Marc-Simon Schaar, Chief Procurement Officer bei Outokumpu
Vor kurzem fragte mich jemand: „Wie sieht es mit Scope 3-Emissionen in der Edelstahlindustrie aus?“ Ich fühlte mich gut vorbereitet, um darauf zu antworten, da ich mich in unserem Unternehmen bereits einige Zeit lang mit diesem Thema beschäftigt habe.
Scope-3-Emissionen beziehen sich auf jene Emissionen, die außerhalb der direkten Kontrolle eines Unternehmens, aber innerhalb seiner Wertschöpfungskette entstehen.
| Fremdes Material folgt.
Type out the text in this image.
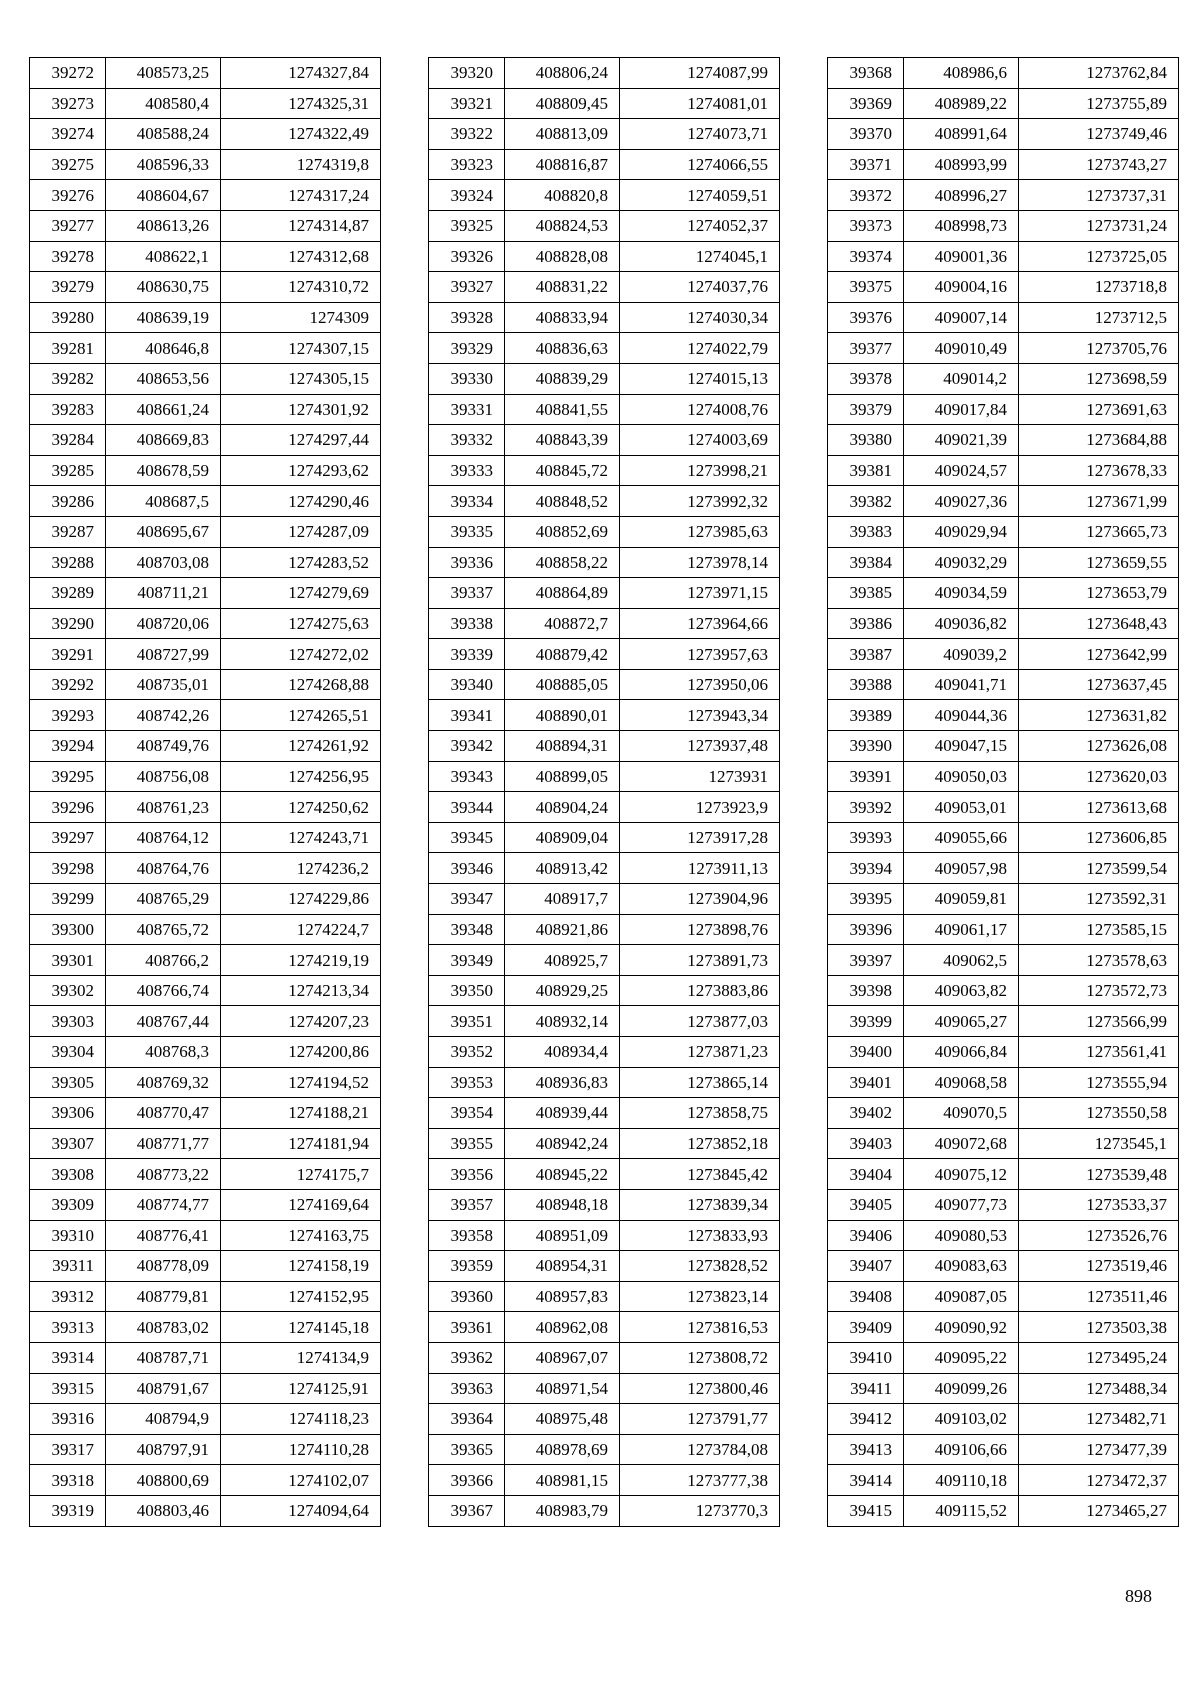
39272	408573,25	1274327,84
39273	408580,4	1274325,31
39274	408588,24	1274322,49
39275	408596,33	1274319,8
39276	408604,67	1274317,24
39277	408613,26	1274314,87
39278	408622,1	1274312,68
39279	408630,75	1274310,72
39280	408639,19	1274309
39281	408646,8	1274307,15
39282	408653,56	1274305,15
39283	408661,24	1274301,92
39284	408669,83	1274297,44
39285	408678,59	1274293,62
39286	408687,5	1274290,46
39287	408695,67	1274287,09
39288	408703,08	1274283,52
39289	408711,21	1274279,69
39290	408720,06	1274275,63
39291	408727,99	1274272,02
39292	408735,01	1274268,88
39293	408742,26	1274265,51
39294	408749,76	1274261,92
39295	408756,08	1274256,95
39296	408761,23	1274250,62
39297	408764,12	1274243,71
39298	408764,76	1274236,2
39299	408765,29	1274229,86
39300	408765,72	1274224,7
39301	408766,2	1274219,19
39302	408766,74	1274213,34
39303	408767,44	1274207,23
39304	408768,3	1274200,86
39305	408769,32	1274194,52
39306	408770,47	1274188,21
39307	408771,77	1274181,94
39308	408773,22	1274175,7
39309	408774,77	1274169,64
39310	408776,41	1274163,75
39311	408778,09	1274158,19
39312	408779,81	1274152,95
39313	408783,02	1274145,18
39314	408787,71	1274134,9
39315	408791,67	1274125,91
39316	408794,9	1274118,23
39317	408797,91	1274110,28
39318	408800,69	1274102,07
39319	408803,46	1274094,64
39320	408806,24	1274087,99
39321	408809,45	1274081,01
39322	408813,09	1274073,71
39323	408816,87	1274066,55
39324	408820,8	1274059,51
39325	408824,53	1274052,37
39326	408828,08	1274045,1
39327	408831,22	1274037,76
39328	408833,94	1274030,34
39329	408836,63	1274022,79
39330	408839,29	1274015,13
39331	408841,55	1274008,76
39332	408843,39	1274003,69
39333	408845,72	1273998,21
39334	408848,52	1273992,32
39335	408852,69	1273985,63
39336	408858,22	1273978,14
39337	408864,89	1273971,15
39338	408872,7	1273964,66
39339	408879,42	1273957,63
39340	408885,05	1273950,06
39341	408890,01	1273943,34
39342	408894,31	1273937,48
39343	408899,05	1273931
39344	408904,24	1273923,9
39345	408909,04	1273917,28
39346	408913,42	1273911,13
39347	408917,7	1273904,96
39348	408921,86	1273898,76
39349	408925,7	1273891,73
39350	408929,25	1273883,86
39351	408932,14	1273877,03
39352	408934,4	1273871,23
39353	408936,83	1273865,14
39354	408939,44	1273858,75
39355	408942,24	1273852,18
39356	408945,22	1273845,42
39357	408948,18	1273839,34
39358	408951,09	1273833,93
39359	408954,31	1273828,52
39360	408957,83	1273823,14
39361	408962,08	1273816,53
39362	408967,07	1273808,72
39363	408971,54	1273800,46
39364	408975,48	1273791,77
39365	408978,69	1273784,08
39366	408981,15	1273777,38
39367	408983,79	1273770,3
39368	408986,6	1273762,84
39369	408989,22	1273755,89
39370	408991,64	1273749,46
39371	408993,99	1273743,27
39372	408996,27	1273737,31
39373	408998,73	1273731,24
39374	409001,36	1273725,05
39375	409004,16	1273718,8
39376	409007,14	1273712,5
39377	409010,49	1273705,76
39378	409014,2	1273698,59
39379	409017,84	1273691,63
39380	409021,39	1273684,88
39381	409024,57	1273678,33
39382	409027,36	1273671,99
39383	409029,94	1273665,73
39384	409032,29	1273659,55
39385	409034,59	1273653,79
39386	409036,82	1273648,43
39387	409039,2	1273642,99
39388	409041,71	1273637,45
39389	409044,36	1273631,82
39390	409047,15	1273626,08
39391	409050,03	1273620,03
39392	409053,01	1273613,68
39393	409055,66	1273606,85
39394	409057,98	1273599,54
39395	409059,81	1273592,31
39396	409061,17	1273585,15
39397	409062,5	1273578,63
39398	409063,82	1273572,73
39399	409065,27	1273566,99
39400	409066,84	1273561,41
39401	409068,58	1273555,94
39402	409070,5	1273550,58
39403	409072,68	1273545,1
39404	409075,12	1273539,48
39405	409077,73	1273533,37
39406	409080,53	1273526,76
39407	409083,63	1273519,46
39408	409087,05	1273511,46
39409	409090,92	1273503,38
39410	409095,22	1273495,24
39411	409099,26	1273488,34
39412	409103,02	1273482,71
39413	409106,66	1273477,39
39414	409110,18	1273472,37
39415	409115,52	1273465,27
898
Zu Outokumpus Scope-3-Emissionen gehören beispielsweise hauptsächlich jene, die durch Aktivitäten im Zusammenhang mit der Beschaffung und Lieferung von Rohstoffen entstehen. Darüber hinaus fallen auch Emissionen aus Geschäftsreisen, Produktvertrieb, ausgelagerten Arbeiten und mehr in diese Kategorie. Obwohl dies häufig übersehen wird, können Scope-3-Emissionen von großer Bedeutung sein – in unserem Fall machen sie über 70 % der Gesamtemissionen des Unternehmens aus. Deshalb sind wir bei Outokumpu davon überzeugt, dass sie nicht einfach ignoriert werden können.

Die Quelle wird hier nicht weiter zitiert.